The Ivanpah Solar Energy Generating System, located in the Mojave Desert, is the largest solar power project of its kind, reports The National Journal, and department officials say it is a win for the federal loan guarantee program.

The program funding the Ivanpah project is the same that was involved in the failed Solyndra effort, among other green initiatives that flopped in recent years.

The loan guarantee program was resurrected in 2013, under attack by Republicans and other critics who say loan guarantee programs are not the way to entice new technology. At that time, the Energy Department said it was implementing an $8 billion program to help the coal and oil industries develop and adopt innovative energy technologies that would otherwise struggle to get backing from private investors who might find it too risky or expensive.

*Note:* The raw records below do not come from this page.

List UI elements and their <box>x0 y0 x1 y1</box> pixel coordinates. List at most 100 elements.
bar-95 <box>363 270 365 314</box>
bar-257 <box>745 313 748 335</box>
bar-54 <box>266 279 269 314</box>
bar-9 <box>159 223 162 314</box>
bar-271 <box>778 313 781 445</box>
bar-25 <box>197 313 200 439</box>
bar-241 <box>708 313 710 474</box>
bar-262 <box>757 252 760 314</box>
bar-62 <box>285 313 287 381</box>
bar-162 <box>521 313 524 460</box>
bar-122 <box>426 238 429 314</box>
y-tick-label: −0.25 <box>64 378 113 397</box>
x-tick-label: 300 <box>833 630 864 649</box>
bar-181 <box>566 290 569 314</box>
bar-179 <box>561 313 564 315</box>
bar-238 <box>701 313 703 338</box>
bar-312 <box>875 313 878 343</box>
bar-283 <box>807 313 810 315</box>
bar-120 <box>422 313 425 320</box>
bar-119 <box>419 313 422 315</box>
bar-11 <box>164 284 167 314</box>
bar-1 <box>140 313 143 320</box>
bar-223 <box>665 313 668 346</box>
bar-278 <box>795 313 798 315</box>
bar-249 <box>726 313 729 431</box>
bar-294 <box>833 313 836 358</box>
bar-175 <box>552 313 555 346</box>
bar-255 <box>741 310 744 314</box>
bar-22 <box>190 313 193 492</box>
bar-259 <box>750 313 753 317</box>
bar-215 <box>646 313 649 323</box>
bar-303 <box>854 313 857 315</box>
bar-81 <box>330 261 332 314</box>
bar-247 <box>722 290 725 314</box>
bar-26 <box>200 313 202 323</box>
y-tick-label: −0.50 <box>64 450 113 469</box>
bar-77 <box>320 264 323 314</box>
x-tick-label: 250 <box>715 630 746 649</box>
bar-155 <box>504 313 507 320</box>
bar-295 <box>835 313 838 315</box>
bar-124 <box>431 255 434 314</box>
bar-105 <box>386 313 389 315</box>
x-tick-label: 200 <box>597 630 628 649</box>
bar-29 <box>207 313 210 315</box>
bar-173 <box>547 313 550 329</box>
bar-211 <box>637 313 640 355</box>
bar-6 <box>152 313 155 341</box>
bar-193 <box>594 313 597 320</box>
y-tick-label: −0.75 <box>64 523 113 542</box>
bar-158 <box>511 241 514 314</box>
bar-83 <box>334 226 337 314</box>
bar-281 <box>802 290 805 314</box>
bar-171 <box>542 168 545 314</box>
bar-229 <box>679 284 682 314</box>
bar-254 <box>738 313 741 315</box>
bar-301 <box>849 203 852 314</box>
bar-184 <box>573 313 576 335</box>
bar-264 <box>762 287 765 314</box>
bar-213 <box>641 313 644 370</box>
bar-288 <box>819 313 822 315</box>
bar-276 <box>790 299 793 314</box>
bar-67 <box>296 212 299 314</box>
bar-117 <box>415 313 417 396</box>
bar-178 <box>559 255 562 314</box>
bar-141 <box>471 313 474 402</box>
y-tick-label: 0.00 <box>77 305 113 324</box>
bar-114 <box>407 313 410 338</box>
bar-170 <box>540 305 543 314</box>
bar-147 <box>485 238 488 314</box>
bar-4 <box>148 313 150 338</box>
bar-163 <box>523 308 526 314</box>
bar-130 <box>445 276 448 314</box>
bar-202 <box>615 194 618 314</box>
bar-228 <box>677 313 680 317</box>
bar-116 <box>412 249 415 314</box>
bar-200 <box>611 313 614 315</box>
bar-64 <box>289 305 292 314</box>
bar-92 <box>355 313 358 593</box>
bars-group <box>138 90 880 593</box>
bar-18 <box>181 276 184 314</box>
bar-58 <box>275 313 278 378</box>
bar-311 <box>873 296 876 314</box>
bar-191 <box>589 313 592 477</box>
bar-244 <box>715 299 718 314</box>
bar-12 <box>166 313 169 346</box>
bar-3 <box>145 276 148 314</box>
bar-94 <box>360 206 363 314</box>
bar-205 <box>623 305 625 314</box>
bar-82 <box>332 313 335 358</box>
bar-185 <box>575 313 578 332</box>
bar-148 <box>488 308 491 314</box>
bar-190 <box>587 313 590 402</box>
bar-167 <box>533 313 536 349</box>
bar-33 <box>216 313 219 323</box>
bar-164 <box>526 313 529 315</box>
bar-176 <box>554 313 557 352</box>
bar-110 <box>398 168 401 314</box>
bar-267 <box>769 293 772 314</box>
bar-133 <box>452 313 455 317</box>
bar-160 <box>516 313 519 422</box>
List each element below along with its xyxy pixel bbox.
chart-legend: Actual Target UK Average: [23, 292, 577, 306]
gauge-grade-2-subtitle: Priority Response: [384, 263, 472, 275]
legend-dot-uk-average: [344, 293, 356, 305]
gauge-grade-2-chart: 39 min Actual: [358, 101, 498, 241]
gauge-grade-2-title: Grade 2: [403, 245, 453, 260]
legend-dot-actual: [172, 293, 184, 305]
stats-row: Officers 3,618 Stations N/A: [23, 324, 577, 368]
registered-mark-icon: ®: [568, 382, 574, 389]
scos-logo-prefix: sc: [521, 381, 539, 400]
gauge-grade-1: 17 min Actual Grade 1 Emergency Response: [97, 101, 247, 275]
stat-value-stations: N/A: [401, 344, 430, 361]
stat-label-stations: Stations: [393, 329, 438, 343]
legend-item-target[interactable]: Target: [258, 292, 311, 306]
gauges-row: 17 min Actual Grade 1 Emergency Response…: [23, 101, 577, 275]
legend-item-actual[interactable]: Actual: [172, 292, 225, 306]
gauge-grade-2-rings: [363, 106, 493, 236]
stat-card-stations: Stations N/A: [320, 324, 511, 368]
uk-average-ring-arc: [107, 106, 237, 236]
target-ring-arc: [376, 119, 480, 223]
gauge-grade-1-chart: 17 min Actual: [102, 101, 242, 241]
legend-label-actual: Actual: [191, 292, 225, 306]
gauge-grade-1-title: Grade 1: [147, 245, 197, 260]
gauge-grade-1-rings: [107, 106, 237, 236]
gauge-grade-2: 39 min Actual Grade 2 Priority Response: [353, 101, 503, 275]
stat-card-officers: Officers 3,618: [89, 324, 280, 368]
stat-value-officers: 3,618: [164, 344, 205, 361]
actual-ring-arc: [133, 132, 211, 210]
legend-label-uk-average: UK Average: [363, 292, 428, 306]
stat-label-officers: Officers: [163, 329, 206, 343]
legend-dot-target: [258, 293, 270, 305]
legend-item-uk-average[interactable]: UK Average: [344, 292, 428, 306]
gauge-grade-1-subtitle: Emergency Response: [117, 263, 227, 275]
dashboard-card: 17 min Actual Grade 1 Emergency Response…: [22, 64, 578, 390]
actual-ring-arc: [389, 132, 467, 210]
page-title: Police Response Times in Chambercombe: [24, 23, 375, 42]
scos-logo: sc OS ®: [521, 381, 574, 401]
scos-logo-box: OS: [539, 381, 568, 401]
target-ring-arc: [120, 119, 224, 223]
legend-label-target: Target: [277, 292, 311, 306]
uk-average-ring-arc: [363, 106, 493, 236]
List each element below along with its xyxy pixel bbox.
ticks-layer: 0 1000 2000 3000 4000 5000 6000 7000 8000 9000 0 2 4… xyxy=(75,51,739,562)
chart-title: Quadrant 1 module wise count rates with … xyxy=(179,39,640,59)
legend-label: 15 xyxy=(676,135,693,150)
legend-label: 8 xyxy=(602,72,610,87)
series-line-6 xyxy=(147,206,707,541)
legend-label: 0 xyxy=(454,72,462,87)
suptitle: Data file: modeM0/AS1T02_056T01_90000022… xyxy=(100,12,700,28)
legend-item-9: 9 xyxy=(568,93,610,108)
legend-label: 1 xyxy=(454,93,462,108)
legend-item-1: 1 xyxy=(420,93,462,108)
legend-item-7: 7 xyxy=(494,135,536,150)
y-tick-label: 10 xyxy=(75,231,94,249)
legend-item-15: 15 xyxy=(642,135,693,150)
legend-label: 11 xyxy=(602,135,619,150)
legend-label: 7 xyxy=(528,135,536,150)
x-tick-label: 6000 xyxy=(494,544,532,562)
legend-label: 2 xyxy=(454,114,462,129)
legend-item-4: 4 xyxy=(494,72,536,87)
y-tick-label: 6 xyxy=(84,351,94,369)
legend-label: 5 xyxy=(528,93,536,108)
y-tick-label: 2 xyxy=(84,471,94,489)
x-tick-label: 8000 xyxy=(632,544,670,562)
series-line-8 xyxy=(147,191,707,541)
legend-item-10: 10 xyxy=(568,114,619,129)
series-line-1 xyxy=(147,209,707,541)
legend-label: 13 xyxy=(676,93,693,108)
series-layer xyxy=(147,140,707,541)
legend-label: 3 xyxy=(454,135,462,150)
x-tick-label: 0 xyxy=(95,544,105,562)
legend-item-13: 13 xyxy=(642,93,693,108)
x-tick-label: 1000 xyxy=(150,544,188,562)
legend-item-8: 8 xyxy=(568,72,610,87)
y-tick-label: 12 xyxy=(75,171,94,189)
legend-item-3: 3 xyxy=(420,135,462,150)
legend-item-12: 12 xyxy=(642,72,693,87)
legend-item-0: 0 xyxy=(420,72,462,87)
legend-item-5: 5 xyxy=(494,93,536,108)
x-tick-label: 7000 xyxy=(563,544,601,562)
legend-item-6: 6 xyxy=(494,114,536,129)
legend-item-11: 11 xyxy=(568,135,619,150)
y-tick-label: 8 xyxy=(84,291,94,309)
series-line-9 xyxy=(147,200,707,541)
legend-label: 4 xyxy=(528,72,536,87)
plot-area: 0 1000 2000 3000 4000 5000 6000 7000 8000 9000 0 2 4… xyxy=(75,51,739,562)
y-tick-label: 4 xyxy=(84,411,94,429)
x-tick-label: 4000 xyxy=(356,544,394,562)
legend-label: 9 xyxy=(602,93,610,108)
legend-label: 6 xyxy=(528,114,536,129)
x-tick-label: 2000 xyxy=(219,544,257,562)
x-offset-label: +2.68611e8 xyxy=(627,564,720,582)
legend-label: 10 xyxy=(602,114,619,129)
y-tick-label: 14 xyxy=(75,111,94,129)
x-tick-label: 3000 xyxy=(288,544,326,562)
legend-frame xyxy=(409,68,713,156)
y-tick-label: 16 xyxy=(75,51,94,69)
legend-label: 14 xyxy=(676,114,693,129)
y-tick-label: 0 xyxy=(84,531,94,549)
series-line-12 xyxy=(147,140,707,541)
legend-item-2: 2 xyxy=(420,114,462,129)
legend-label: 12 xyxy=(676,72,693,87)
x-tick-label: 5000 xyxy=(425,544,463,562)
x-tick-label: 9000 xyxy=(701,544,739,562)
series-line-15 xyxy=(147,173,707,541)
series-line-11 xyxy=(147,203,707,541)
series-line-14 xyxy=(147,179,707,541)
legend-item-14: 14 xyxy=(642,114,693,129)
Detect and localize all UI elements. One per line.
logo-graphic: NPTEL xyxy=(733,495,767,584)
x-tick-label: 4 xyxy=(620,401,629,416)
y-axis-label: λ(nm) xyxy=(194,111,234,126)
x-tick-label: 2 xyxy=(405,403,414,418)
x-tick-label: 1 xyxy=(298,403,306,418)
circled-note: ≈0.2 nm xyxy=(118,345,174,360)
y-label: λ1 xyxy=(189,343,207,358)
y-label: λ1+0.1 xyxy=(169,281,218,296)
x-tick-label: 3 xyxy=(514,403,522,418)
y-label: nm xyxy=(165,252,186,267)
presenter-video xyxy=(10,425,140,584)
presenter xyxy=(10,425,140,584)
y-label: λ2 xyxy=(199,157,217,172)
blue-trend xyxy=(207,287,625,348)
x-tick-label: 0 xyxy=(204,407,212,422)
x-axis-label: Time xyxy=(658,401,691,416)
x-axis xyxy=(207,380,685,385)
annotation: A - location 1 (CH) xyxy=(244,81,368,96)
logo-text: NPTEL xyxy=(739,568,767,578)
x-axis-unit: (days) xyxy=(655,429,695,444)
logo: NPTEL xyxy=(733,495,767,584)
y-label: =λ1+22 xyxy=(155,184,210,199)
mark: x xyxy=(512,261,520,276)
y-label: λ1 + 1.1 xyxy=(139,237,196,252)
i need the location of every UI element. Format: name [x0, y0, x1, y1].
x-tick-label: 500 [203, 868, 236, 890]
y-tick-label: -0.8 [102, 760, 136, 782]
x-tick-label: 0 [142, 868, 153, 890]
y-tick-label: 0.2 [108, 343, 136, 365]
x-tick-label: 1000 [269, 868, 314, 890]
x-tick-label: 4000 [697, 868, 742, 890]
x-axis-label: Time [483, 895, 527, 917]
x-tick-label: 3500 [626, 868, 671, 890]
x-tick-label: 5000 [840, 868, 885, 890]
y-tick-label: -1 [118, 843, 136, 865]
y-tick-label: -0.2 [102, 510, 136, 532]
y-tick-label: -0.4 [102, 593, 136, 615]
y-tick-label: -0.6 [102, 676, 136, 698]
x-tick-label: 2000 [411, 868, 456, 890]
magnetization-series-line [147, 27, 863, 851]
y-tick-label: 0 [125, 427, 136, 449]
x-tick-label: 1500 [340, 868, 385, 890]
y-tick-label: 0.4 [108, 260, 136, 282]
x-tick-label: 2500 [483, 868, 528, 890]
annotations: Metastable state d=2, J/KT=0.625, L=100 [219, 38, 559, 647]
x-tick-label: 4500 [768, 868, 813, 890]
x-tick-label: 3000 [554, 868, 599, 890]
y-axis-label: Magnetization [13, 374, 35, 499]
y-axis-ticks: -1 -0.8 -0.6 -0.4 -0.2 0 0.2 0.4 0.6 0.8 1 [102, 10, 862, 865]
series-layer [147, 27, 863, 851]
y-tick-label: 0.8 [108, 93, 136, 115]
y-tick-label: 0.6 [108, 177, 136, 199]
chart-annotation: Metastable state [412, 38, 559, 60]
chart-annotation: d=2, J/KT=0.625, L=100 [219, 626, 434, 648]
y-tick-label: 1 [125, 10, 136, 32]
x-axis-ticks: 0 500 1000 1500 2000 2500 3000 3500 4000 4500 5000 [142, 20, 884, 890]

But critics said the program, originally created in 2005, is a misuse of taxpayer money, pointing to the 2011 failure of the solar module maker Solyndra, which defaulted on a $535 million government loan, prompting a congressional investigation.

Others say such loan guarantee programs are unlikely to stimulate significant numbers of new technologies nor ventures that might become economically viable on a mass scale.

Energy Department officials say that although Solyndra failed, the loan portfolios of at least two dozen other projects have been successful, and Ivanpah is another success story.

The project was made possible by a public-private partnership between the Energy Department and the project's sponsors, according to Peter Davidson, the executive director of the Energy Department's loan programs office.

Ivanpah, coming in at a total of $2.3 billion, is a joint effort of NRG Energy, Google, and BrightSource Energy, which say the project will provide enough clean electricity to power 140,000 homes.

However, solar power is already facing a supply issue. Most of the power generated through the new solar plant will be purchased by Pacific Gas & Electric and Southern California Edison, reports The San Francisco Chronicle, but other solar plants may be scrambling to sell their product.

In 2002, The Chronicle reports, California ordered utility companies to buy more renewable power, prompting the construction of large solar power plants like Ivanpah.

However, the state's utility companies won't need more plants after the ones like Ivanpah come online. State law requires utility companies to get one-third of their power from "green" sources by the end of 2020, and Ivanpah and other projects now underway are expected to provide more than enough power.

"The glory days, if you will, are behind us," said Tom Doyle, president of NRG Solar, the majority owner of Ivanpah, told The Chronicle.

Doyle said he sees potential growth in Saudi Arabia, and other states such as Georgia and Nevada are showing interest in solar power.

Some companies are urging officials to raise the state's renewable power requirements to 50 percent, but that may take some time to occur.

Moniz said Ivanpah demonstrates wider White House energy plans.

"We must continue to move toward a cleaner energy economy, and this project shows that building a clean-energy economy creates jobs, curbs greenhouse gas emissions, and fosters American innovation," said Moniz. He said installations of utility-scale solar projects set new records last year.